When you combine talquetamab with other agents such as daratumumab [Darzalex]—there’s the TRIMM-2 trial [NCT04108195]—or combining it with teclistamab or other agents, there do seem to be fewer AEs when it’s given in combination than when it’s given by itself.3 I’m not entirely sure why, but, but those are the reports from the trials that are there.
…[Dr Chen], how’s your patient doing on talquetamab?
Chen: She was not doing well. She is 50 years old and was diagnosed with multiple myeloma at the age of 30. She underwent 2 allogeneic [transplants], teclistamab, and CAR T, everything. She was doing fine, but it doesn’t work for her.
Huzefa Bahrain, MD: I used it as a bridge to CAR T. It did the trick; it helped to get the patient to CAR T.
Huff: You got to CAR T, which is great. That is an increasing use of talquetamab to bridge patients to get them to CAR T. I have done that as well. I personally like to try to collect their T cells and then use the talquetamab, so that I’m taking T cells that haven’t seen any T-cell redirecting therapy, but it’s a nice way of using the immune system, not using the target that you’re going to reinfuse with your CAR T cells.
Bahrain: I’m just curious. Let’s say you take them post treatment.
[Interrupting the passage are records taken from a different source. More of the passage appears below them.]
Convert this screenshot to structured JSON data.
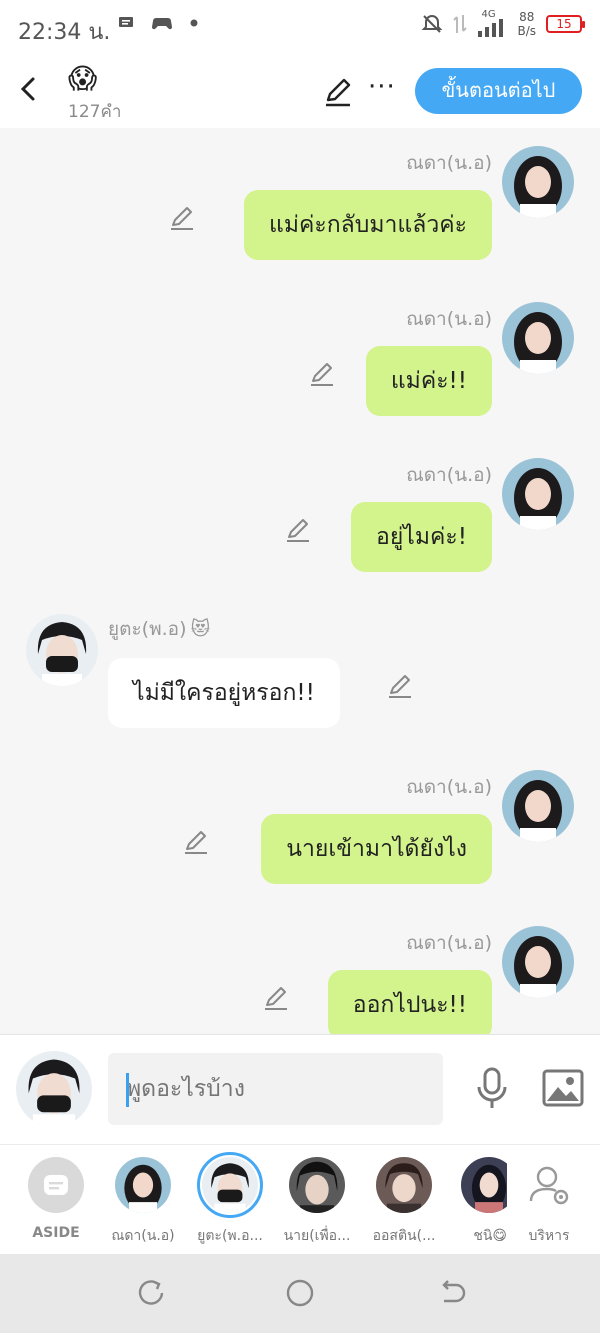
{
  "status_bar": {
    "time": "22:34 น.",
    "network": "4G",
    "speed_value": "88",
    "speed_unit": "B/s",
    "battery": "15"
  },
  "header": {
    "emoji": "😱",
    "word_count": "127คำ",
    "next_button": "ขั้นตอนต่อไป",
    "more": "···"
  },
  "messages": [
    {
      "side": "right",
      "name": "ณดา(น.อ)",
      "text": "แม่ค่ะกลับมาแล้วค่ะ"
    },
    {
      "side": "right",
      "name": "ณดา(น.อ)",
      "text": "แม่ค่ะ!!"
    },
    {
      "side": "right",
      "name": "ณดา(น.อ)",
      "text": "อยู่ไมค่ะ!"
    },
    {
      "side": "left",
      "name": "ยูตะ(พ.อ)",
      "name_emoji": "😻",
      "text": "ไม่มีใครอยู่หรอก!!"
    },
    {
      "side": "right",
      "name": "ณดา(น.อ)",
      "text": "นายเข้ามาได้ยังไง"
    },
    {
      "side": "right",
      "name": "ณดา(น.อ)",
      "text": "ออกไปนะ!!"
    }
  ],
  "input": {
    "placeholder": "พูดอะไรบ้าง"
  },
  "characters": [
    {
      "label": "ASIDE"
    },
    {
      "label": "ณดา(น.อ)"
    },
    {
      "label": "ยูตะ(พ.อ..."
    },
    {
      "label": "นาย(เพื่อ..."
    },
    {
      "label": "ออสติน(..."
    },
    {
      "label": "ชนิ😋"
    },
    {
      "label": "บริหาร"
    }
  ],
  "colors": {
    "accent": "#45a8f5",
    "bubble_user": "#d3f38c",
    "bubble_other": "#ffffff",
    "background": "#f6f6f6"
  }
}
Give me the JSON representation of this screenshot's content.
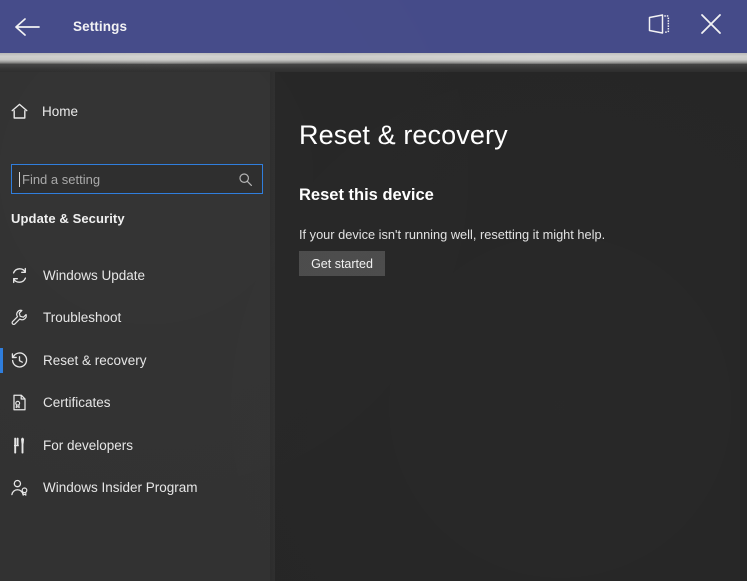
{
  "titlebar": {
    "title": "Settings",
    "back_icon": "back-arrow-icon",
    "project_icon": "project-display-icon",
    "close_icon": "close-icon",
    "background_color": "#454b89"
  },
  "sidebar": {
    "home": {
      "label": "Home",
      "icon": "home-icon"
    },
    "search": {
      "value": "",
      "placeholder": "Find a setting",
      "icon": "search-icon"
    },
    "group_header": "Update & Security",
    "accent_color": "#2e7ddd",
    "items": [
      {
        "label": "Windows Update",
        "icon": "sync-refresh-icon",
        "selected": false
      },
      {
        "label": "Troubleshoot",
        "icon": "wrench-icon",
        "selected": false
      },
      {
        "label": "Reset & recovery",
        "icon": "clock-history-icon",
        "selected": true
      },
      {
        "label": "Certificates",
        "icon": "certificate-document-icon",
        "selected": false
      },
      {
        "label": "For developers",
        "icon": "developer-tools-icon",
        "selected": false
      },
      {
        "label": "Windows Insider Program",
        "icon": "person-badge-icon",
        "selected": false
      }
    ]
  },
  "main": {
    "page_title": "Reset & recovery",
    "section_title": "Reset this device",
    "section_description": "If your device isn't running well, resetting it might help.",
    "get_started_label": "Get started"
  }
}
Those T cells you take, are they better equipped to detect the target of GPRC5D because they’ve been exposed to it?
Huff: Probably not, because you’re using the cells, and they’re used up, if you will, and they’re not there. But the nice thing is, we know these therapies are highly effective. So, if you have a patient who’s had 4 prior lines of therapy at this point in time, almost certainly they’ve had bortezomib, carfilzomib [Kyprolis], pomalidomide [Pomalyst], lenalidomide [Revlimid], and anti-CD38, and you’re trying to get them to CAR T.
We do know—we’re not talking CAR T necessarily here—but there’s more toxicity the higher the tumor burden is going into CAR T—more CRS, more ICANS, so we like to optimally cytoreduce patients. If you said, what else could I use that has a 60% to 70% response rate? There’s not really much else that you could use. So, if you can collect those cells and then give those agents, you’ve got a 60% to 70% chance you can get them reduced [and] give the CAR T to come in to consolidate that response.
Haiyun Wang, MD: My patient is getting it as bridging with cells collected.
Carol Ann Huff, MD: That’s what I like to do, collect the cells so…I can get a pure cell population before I’ve utilized some of them with a bispecific. It doesn’t always work that way, but we try to do that.
DISCLOSURES: Huff previously reported clinical research support or data safety monitoring board participation with ICON, Janssen Pharmaceutica Products, LP; and advisory board or consulting for Alexion Pharmaceuticals, Inc., AstraZeneca Pharmaceuticals LP, Bristol Myers Squibb, Johnson & Johnson, and Legend Biotechnologies.